Open espoelstra opened 6 years ago

espoelstra commented 6 years ago

Would it be possible to rescue this type of failure and perform one of the workarounds, either pip install --ignore-installed package or rm -rf $PYTHON_PATH/site-packages/package and then attempting the install via pip again to pull in the removed dependencies correctly?

https://github.com/pypa/pip/issues/5247#issuecomment-410910018

We would like to stop pinning pip 9, but this pip 10 behavior has broken a number of our cookbooks sadly enough when trying to install the awscli via `python_package 'awscli', which is a pretty important package for everything else we do.

espoelstra commented 6 years ago

According to the comments here, --ignore-installed is the safe way to do this as it takes more time but will forcibly reinstall the required packages via pip and ensure the correct metadata is in place.

https://stackoverflow.com/q/49932926/3794873

coderanger commented 6 years ago

I mean you can set install_options '--ignore-installed' yourself. Is that not enough?
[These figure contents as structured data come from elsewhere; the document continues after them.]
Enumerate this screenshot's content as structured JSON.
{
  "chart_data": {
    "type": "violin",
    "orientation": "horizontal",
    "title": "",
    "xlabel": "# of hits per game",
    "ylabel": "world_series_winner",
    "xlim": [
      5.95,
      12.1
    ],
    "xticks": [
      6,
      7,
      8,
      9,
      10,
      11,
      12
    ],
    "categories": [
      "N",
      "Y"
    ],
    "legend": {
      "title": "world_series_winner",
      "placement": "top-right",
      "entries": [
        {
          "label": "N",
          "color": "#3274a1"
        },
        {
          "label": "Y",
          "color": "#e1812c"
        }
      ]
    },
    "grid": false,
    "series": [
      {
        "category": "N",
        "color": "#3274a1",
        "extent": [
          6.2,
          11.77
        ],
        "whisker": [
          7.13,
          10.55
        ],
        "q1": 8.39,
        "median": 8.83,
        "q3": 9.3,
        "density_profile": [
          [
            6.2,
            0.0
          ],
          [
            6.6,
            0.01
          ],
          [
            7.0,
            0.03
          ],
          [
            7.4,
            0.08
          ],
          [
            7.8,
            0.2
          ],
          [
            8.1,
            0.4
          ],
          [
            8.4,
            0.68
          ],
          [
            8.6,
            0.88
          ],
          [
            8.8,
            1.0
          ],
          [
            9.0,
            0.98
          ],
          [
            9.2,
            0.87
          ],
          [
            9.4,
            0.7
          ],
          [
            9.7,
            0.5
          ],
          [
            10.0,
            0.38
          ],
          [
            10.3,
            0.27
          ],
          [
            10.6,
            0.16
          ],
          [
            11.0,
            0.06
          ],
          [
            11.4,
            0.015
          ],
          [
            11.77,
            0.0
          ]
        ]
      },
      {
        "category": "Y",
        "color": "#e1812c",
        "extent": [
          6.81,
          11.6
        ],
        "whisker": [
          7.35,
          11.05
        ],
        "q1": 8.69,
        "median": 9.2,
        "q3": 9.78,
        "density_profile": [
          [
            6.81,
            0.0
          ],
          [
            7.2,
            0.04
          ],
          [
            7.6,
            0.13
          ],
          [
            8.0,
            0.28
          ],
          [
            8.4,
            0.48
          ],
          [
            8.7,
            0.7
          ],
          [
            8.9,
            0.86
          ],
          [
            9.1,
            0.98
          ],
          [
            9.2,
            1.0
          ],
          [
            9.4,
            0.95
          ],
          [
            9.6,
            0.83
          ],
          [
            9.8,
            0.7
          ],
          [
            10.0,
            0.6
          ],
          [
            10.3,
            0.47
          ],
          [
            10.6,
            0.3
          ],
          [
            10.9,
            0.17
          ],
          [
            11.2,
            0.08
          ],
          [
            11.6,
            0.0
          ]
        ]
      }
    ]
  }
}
espoelstra commented 6 years ago

@coderanger You are right, if you encounter this error outside of the python_runtime setup it is probably on the user of python_package and not the cookbook itself to add the option to rescue the install. The tricky part is this error could occur on any package that is a dependency of the one you are trying to install, or you could have them all installed correctly and never hit it. I'm not sure how much of a time "waste" it is reinstalling all the dependencies in the case that your desired package isn't already installed or the correct version, but I suppose you should only really hit it once in a converge on a node because all the dependencies for that package that were installed using distutil will get reinstalled via pip and avoid the warning in the future.

My thought with having it in the cookbook as a rescue is then the user wouldn't have to worry about the workaround on the slim chance that they hit it (Ubuntu 14.04 seems particularly prone to this when installing awscli via the cloud-cli cookbook or via pip in general). At least having the workaround documented here should help others that run into this issue, I'm not sure if any of the other open issues have hit this and just didn't track down the root cause, but I'll see about testing the install_options route and I'd imagine that will fix us up nicely.